Lit d’hôtel

Je suis un faux nomade. Un voyageur imaginaire. Les hôtels sont mes ennemis.

Peur du dépaysement ? Non. Des portes des voisins ? Non. Des visiteurs intempestifs ? Non. Des mauvaises connections internet ? Des salles de bains incontrôlables ? Non. Pas pour ça.

J’aime la solitude, l’anonymat, les histoires rapides, les coupures, les confidences, les voix dans les couloirs, les odeurs inconnues, les serrures soumises, les disparitions. Tout devrait me plaire à l’hôtel. Mais une chose ne me plaît pas : c’est le lit.

En pays du Sud, il est garni de draps et de couverture, dans lesquels je m’entortille et me ligote, et où le sommeil me fuit comme un lièvre. En pays du Nord, il est muni d’une couette si étroite et si courte que les pieds, quoi qu’on fasse, dépassent toujours. Quelqu’un de ma taille qui veut se couvrir jusqu’au menton a évidemment besoin d’une couette sérieusement plus longue que lui, plus longue que le lit. Ou alors, il doit dormir en chien de fusil, ce qui est difficile quand la couette est à peine plus large que les épaules. Cette conception en tapisserie, en carpette, de l’édredon sensé vous envelopper de sa masse tranquille, fausse le jeu du sommeil.

On trouve dans tous les lieux du monde des couettes qui feraient l’affaire : excepté toutefois dans les hôtels et dans les chambres d’hôtes.

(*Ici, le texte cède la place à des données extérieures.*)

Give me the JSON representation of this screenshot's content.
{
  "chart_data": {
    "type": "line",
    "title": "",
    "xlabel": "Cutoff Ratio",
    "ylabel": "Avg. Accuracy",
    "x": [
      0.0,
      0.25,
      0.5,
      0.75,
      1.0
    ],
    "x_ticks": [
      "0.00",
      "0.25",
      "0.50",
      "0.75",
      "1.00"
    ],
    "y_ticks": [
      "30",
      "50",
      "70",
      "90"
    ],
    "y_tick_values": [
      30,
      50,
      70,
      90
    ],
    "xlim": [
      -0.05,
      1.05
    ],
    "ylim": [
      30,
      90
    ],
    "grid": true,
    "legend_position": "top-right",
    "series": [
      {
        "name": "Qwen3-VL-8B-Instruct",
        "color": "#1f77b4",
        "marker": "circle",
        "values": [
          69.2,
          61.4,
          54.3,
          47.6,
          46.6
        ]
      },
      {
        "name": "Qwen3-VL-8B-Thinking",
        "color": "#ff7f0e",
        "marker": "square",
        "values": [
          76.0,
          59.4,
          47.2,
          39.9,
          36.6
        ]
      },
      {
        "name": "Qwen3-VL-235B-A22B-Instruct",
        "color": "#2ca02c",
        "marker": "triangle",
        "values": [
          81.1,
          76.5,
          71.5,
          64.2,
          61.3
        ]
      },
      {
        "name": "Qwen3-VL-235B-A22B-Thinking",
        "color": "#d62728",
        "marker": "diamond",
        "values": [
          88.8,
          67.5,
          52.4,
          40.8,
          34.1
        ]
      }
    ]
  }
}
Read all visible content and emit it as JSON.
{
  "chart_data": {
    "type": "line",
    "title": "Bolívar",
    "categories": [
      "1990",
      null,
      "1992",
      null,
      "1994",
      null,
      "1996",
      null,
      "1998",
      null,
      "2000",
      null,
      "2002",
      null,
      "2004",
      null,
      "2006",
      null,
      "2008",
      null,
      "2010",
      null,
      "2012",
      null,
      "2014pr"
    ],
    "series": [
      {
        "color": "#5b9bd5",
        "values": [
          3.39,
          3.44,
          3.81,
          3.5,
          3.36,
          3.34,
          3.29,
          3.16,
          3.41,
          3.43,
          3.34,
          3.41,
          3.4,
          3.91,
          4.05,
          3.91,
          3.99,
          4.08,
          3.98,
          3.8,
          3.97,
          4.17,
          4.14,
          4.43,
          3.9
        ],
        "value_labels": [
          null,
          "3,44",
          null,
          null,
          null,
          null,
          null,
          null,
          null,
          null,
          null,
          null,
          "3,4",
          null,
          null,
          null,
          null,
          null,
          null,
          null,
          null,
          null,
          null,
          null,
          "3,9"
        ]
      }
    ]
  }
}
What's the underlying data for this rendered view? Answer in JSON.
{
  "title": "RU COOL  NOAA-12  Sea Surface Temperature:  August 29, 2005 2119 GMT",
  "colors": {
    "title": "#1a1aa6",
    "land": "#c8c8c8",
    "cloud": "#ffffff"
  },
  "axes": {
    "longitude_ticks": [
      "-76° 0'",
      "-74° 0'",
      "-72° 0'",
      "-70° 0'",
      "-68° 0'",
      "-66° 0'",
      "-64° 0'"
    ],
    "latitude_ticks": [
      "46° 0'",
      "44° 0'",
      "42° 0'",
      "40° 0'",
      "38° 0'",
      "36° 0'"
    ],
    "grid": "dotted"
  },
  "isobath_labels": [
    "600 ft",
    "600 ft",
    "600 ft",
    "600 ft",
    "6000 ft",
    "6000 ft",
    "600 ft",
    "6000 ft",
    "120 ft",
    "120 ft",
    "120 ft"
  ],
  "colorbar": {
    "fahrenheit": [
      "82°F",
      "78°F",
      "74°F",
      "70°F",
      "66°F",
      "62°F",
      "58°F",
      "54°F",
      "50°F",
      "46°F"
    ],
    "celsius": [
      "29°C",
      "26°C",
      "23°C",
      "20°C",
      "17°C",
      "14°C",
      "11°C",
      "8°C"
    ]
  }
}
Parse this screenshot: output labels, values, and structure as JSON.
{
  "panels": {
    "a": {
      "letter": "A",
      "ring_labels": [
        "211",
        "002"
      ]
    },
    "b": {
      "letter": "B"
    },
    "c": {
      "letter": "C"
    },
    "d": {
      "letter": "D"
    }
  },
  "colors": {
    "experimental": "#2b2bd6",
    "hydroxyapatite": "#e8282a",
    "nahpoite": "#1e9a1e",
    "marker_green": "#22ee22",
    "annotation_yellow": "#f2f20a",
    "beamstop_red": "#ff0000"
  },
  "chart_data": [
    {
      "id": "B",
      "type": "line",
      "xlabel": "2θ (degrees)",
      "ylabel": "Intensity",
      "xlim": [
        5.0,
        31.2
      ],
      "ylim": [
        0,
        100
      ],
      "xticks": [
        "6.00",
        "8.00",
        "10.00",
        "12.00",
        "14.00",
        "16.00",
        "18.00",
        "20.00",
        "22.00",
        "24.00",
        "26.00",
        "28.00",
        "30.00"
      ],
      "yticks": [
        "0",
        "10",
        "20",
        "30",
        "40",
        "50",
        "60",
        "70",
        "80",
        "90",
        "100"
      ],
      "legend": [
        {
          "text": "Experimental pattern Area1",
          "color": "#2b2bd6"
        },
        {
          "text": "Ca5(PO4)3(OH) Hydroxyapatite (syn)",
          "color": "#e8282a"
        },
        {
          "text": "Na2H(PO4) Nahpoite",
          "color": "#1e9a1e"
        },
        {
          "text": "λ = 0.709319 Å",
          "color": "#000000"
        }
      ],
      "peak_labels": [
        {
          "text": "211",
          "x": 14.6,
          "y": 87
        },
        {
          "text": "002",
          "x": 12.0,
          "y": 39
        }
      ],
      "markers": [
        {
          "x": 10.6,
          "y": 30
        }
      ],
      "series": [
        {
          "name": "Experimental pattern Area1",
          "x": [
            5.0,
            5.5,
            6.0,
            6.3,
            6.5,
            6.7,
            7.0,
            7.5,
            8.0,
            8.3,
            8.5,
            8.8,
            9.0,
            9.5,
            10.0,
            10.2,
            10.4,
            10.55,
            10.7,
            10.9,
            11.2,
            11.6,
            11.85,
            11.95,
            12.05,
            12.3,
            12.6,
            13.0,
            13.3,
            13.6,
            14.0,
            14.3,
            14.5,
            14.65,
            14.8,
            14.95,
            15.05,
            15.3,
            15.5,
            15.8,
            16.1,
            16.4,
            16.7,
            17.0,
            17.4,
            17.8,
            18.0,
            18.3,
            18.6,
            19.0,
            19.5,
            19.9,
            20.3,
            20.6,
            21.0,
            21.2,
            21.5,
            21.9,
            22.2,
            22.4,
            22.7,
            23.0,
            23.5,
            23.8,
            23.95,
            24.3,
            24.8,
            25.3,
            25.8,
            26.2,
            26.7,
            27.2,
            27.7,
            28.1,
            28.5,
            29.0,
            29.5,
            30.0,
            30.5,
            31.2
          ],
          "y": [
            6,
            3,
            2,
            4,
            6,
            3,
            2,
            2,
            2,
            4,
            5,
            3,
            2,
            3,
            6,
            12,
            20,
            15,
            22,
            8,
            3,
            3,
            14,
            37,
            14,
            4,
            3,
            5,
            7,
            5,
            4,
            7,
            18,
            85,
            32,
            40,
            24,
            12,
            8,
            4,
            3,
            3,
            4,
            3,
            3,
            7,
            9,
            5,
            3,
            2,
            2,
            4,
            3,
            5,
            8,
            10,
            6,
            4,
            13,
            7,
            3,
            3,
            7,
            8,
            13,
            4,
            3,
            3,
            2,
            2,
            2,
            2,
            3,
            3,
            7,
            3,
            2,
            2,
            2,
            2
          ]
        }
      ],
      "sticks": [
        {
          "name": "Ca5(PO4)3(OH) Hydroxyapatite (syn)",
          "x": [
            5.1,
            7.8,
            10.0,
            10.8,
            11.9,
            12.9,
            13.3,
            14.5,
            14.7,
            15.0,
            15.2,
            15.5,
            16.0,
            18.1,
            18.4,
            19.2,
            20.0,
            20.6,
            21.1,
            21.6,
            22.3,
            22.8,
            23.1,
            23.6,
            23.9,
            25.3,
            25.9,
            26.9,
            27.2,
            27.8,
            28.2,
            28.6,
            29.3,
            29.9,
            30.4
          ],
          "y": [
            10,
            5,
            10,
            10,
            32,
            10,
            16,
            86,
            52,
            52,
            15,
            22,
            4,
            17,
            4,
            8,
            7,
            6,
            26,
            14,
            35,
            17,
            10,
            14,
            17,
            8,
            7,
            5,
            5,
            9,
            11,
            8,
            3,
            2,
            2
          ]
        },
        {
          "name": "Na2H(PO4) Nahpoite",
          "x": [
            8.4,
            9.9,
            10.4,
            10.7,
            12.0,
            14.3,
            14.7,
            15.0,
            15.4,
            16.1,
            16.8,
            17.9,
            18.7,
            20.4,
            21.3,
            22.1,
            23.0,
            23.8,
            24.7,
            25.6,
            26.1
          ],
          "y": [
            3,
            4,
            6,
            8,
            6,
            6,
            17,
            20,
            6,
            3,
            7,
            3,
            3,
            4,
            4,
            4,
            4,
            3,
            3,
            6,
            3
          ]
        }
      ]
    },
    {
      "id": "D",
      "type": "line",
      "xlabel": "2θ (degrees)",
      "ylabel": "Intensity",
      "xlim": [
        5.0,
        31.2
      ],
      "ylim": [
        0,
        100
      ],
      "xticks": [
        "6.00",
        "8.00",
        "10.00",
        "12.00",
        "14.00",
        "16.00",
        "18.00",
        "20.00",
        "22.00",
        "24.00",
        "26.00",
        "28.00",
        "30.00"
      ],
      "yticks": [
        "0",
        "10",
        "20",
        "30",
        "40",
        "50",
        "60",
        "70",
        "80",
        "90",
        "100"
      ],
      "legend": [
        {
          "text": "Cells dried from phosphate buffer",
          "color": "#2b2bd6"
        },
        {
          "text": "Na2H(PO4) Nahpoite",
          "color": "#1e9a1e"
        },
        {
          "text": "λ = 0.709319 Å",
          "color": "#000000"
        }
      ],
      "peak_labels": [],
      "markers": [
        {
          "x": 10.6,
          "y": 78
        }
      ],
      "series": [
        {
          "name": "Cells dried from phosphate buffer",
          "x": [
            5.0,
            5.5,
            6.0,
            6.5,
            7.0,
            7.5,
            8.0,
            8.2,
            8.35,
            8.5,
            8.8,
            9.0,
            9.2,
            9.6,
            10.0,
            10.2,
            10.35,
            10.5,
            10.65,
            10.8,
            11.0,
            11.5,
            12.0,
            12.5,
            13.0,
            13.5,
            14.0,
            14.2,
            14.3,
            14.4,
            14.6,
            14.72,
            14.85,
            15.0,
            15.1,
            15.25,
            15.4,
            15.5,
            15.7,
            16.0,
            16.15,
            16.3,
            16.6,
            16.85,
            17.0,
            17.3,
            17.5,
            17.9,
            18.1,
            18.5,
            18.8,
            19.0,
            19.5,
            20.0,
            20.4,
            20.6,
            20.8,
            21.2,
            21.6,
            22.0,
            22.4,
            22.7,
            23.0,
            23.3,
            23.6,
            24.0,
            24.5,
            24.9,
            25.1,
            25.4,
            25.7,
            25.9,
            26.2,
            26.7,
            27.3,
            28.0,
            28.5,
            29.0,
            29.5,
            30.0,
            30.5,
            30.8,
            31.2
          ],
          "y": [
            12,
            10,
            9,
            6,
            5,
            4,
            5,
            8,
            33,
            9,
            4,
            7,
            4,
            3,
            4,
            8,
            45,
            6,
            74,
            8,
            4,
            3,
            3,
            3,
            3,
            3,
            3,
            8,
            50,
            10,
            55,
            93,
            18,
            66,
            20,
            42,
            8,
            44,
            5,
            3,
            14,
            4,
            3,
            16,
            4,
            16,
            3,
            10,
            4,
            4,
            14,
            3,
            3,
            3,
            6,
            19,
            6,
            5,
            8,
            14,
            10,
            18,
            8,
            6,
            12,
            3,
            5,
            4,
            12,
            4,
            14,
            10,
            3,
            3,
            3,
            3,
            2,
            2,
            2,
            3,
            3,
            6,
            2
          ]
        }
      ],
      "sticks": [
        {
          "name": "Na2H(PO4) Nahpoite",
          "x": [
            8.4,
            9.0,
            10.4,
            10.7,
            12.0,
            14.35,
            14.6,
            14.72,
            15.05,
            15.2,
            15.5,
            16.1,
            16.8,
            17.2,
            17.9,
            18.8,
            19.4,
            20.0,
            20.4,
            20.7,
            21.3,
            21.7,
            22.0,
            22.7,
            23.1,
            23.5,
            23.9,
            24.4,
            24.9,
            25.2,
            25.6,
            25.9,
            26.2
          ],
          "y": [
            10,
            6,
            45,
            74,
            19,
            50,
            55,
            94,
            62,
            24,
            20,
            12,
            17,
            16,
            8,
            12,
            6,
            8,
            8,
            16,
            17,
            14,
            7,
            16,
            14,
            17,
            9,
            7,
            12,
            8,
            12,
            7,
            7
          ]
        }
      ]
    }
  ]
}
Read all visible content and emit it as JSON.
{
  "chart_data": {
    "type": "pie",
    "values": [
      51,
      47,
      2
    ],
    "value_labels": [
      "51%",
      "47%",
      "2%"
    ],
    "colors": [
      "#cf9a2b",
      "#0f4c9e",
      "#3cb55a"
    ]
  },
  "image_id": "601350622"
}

La variété de petits rectangles durs, de galettes mollassonnes et sèches qu’on vous procure dans ces bivouacs payants me paraît appartenir au genre non pas spartiate, mais mortificatoire. Quand on se retire à la Trappe, pour expier par le cilice ses errements de jeunesse, on reçoit sans doute en partage un édredon pareil, et on s’incline sur la main du Supérieur pour baiser son anneau. Je dois dire que ce n’est pas mon genre. Je préfère finir comme Pétrone que comme l’abbé de Rancé.

Un lit, ce n’est pas seulement un cadre, un matelas et un sommier. C’est un dispositif global qui inclut le chevet et la lumière. Le chevet est très représentatif de l’incapacité qu’ont la plupart des gens, à commencer par les architectes d’intérieur, de concevoir qu’on se met au lit pour trois choses au moins, et non deux. Les deux premières, dormir et baiser, nous n’y reviendrons pas (parler de sexe dans une chronique !) Mais la troisième, c’est lire-et-écrire : pour cet usage rien ne va.

De la lumière toujours trop basse qui éclaire le pied du lit et non le niveau de vos mains, à la planchette assez large pour accueillir un verre d’eau et un flacon de somnifères mais aucun de vos instruments de nuit, en passant par la tête de lit, conçue pour que les oreillers qu’on a empilés derrière sa nuque soient engloutis dans une fente dès qu’on remue, tout est prévu pour vous faire échouer.

Il faudrait changer à la fois de corps, de culture et de style pour jouir d’une bonne nuit d’exil : c’est beaucoup demander à quelqu’un qui ne fait que passer.